Mauer-Gedenken: Die Grenze ist wieder dicht
Polizei schließt Mauerfeier in Berlin wegen Überfüllung/ Politiker und Organisation kritisieren Flüchtlingspolitik und erinnern an Reichspogromnacht
Update 19:10 Uhr: Die Grenze ist wieder dicht - zumindest jene zur Mauer-Party in Berlin. Wegen Überfüllung hat die Polizei das Bürgerfest am Brandenburger To am Sonntagabend geschlossen. »Alle Zugänge sind aus Sicherheitsgründen gesperrt«, sagte ein Polizeisprecher am Abend. Der S-Bahnhof Brandenburger Tor wurde geschlossen, Züge fahren durch. Konkrete Besucherzahlen nannte die Berliner Polizei nicht.
Update 18:15 Uhr: Zum 25. Jahrestag des Mauerfalls haben sich Hunderttausende Gäste in Berlin getummelt.
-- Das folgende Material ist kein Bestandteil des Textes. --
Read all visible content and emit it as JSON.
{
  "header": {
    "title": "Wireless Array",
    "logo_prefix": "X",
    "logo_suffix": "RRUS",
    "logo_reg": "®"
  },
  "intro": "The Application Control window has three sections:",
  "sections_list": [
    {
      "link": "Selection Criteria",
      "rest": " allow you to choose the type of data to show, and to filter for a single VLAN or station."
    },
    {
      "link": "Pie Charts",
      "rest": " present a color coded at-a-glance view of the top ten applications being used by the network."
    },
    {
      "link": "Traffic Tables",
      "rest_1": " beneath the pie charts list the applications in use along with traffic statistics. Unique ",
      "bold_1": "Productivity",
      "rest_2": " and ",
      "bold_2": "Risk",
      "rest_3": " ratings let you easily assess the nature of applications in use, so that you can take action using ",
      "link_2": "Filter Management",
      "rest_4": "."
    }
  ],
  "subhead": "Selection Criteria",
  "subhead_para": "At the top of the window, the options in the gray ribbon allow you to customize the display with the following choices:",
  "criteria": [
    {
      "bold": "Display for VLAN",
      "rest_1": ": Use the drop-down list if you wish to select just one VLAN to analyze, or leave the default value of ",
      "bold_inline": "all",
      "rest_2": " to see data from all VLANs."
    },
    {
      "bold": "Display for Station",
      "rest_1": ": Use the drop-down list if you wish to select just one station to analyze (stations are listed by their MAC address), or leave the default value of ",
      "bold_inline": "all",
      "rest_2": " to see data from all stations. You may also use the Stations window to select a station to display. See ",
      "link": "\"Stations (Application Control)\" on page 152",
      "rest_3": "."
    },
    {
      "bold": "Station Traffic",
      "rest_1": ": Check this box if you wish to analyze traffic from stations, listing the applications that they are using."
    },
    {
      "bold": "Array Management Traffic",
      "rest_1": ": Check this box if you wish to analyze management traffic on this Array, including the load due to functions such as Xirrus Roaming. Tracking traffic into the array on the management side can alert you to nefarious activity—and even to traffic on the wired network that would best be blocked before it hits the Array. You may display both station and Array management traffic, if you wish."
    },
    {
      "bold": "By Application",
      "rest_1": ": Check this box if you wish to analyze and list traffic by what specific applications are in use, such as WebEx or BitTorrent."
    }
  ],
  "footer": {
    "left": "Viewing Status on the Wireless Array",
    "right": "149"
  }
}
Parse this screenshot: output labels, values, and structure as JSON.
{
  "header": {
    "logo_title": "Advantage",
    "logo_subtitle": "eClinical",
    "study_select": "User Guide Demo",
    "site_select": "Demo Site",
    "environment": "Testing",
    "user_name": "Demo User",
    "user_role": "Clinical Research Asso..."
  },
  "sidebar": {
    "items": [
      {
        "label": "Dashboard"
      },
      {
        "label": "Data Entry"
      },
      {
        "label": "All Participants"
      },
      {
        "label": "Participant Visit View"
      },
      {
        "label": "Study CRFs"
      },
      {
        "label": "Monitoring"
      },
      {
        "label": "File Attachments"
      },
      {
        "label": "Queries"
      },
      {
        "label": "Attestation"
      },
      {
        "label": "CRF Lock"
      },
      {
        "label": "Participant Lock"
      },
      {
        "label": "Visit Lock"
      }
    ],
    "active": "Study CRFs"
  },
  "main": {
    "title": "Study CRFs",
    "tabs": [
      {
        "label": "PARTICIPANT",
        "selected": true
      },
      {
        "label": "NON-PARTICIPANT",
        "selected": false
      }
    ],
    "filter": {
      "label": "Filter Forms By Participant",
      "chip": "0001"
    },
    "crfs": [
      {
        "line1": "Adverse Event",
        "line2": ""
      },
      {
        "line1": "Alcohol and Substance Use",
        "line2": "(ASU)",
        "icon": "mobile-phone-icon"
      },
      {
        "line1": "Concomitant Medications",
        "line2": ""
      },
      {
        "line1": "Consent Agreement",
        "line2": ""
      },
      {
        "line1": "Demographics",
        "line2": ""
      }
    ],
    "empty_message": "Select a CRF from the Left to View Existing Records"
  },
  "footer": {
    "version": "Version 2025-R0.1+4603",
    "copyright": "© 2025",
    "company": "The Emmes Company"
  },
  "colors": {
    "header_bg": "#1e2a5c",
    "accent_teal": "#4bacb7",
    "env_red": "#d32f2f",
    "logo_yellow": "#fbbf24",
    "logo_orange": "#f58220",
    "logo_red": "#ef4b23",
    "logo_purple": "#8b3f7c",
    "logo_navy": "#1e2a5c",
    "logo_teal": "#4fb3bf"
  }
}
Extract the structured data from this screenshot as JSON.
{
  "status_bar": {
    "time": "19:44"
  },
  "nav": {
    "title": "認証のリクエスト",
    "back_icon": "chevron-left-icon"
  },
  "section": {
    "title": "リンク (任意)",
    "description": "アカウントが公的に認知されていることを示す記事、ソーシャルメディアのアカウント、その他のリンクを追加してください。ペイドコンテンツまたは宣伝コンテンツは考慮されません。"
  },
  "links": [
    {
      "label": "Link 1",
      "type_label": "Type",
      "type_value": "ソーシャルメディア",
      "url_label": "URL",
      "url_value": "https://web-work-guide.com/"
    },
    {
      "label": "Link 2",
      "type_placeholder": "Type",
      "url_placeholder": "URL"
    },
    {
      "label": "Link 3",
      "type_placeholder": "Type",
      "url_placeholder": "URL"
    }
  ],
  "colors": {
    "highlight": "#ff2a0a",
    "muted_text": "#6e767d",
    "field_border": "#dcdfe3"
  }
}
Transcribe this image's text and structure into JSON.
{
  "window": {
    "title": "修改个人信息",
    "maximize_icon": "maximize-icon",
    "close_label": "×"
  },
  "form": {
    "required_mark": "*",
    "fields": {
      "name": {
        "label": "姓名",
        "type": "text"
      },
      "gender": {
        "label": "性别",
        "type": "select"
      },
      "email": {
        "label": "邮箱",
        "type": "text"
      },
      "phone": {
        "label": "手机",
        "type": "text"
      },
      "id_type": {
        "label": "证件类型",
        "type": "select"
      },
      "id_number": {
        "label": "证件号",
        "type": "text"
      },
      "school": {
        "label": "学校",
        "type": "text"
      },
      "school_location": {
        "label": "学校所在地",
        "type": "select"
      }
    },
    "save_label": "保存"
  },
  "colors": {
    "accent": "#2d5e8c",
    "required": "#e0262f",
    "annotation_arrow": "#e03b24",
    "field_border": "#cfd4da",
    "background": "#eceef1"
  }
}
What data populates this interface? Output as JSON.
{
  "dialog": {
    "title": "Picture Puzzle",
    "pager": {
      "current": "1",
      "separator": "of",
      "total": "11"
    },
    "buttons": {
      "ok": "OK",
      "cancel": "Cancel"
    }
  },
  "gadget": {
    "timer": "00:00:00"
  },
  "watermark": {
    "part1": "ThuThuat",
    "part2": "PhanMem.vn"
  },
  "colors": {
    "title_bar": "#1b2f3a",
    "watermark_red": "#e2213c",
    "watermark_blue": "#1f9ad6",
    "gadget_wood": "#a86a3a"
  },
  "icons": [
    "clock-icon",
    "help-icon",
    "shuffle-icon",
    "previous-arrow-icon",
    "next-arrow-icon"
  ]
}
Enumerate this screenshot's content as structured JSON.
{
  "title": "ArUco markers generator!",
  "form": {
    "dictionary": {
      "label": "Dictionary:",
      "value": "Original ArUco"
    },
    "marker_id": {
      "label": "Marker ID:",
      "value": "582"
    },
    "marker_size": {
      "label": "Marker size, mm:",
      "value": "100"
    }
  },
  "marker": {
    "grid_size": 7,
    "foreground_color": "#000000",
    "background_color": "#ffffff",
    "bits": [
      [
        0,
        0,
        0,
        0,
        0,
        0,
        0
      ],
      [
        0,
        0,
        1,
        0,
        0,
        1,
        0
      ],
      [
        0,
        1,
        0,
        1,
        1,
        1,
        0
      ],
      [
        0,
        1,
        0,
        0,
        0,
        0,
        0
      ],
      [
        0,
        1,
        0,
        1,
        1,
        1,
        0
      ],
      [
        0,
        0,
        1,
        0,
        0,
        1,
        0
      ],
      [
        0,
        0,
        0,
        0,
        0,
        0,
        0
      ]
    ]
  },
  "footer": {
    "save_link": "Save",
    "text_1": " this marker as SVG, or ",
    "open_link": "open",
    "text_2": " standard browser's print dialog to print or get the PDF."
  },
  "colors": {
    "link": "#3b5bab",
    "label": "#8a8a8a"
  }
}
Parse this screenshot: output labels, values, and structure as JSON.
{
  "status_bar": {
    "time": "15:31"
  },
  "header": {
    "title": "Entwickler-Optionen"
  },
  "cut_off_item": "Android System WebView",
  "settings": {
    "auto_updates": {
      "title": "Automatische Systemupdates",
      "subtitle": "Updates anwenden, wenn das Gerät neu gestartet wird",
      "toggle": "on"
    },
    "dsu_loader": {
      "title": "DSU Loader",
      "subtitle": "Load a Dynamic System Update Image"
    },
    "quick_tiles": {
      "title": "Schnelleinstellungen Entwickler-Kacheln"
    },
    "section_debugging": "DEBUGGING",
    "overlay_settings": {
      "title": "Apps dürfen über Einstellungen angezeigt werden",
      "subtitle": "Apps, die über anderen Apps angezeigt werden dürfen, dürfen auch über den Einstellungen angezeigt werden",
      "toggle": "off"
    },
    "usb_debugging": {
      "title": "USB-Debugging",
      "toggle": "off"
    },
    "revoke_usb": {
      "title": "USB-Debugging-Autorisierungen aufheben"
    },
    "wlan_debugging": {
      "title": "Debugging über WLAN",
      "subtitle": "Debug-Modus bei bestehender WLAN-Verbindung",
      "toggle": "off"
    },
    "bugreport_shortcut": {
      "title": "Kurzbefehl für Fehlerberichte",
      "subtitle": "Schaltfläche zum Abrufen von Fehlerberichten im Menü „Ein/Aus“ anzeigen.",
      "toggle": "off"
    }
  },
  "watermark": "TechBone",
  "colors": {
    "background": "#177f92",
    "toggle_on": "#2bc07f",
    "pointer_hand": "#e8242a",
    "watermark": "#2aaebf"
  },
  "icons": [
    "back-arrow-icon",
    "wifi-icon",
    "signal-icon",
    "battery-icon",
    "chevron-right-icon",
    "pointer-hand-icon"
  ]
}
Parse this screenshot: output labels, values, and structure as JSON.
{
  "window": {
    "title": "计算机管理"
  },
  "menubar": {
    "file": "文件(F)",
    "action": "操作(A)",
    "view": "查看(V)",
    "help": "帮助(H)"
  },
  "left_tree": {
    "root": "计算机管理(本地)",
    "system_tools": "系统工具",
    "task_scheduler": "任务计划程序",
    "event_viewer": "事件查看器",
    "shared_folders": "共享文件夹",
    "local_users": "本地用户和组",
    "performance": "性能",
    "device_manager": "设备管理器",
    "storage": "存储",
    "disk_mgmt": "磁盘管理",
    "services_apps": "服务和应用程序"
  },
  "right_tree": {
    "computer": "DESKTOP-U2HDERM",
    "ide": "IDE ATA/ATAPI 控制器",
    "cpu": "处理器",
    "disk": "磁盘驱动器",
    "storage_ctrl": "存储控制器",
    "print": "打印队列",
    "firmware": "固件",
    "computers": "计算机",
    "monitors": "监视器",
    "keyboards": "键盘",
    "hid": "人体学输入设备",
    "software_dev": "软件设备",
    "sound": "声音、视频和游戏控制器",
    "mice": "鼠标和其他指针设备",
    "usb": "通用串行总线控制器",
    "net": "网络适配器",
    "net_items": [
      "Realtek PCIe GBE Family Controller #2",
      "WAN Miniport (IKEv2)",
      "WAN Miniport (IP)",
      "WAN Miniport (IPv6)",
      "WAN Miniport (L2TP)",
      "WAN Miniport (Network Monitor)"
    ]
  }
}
Der Sprecher der landeseigenen Berlin Tourismus- und Kongressgesellschaft, Björn Lisker, sprach am Sonntag von »deutlich über einer Million Besuchern«, die über das Jubiläums-Wochenende an die Spree kamen. Anziehungspunkte waren unter anderem das Brandenburger Tor, Checkpoint Charlie und die Mauer-Gedenkstätte an der Bernauer Straße. Besuchermagnet war auch die so genannte Lichtgrenze.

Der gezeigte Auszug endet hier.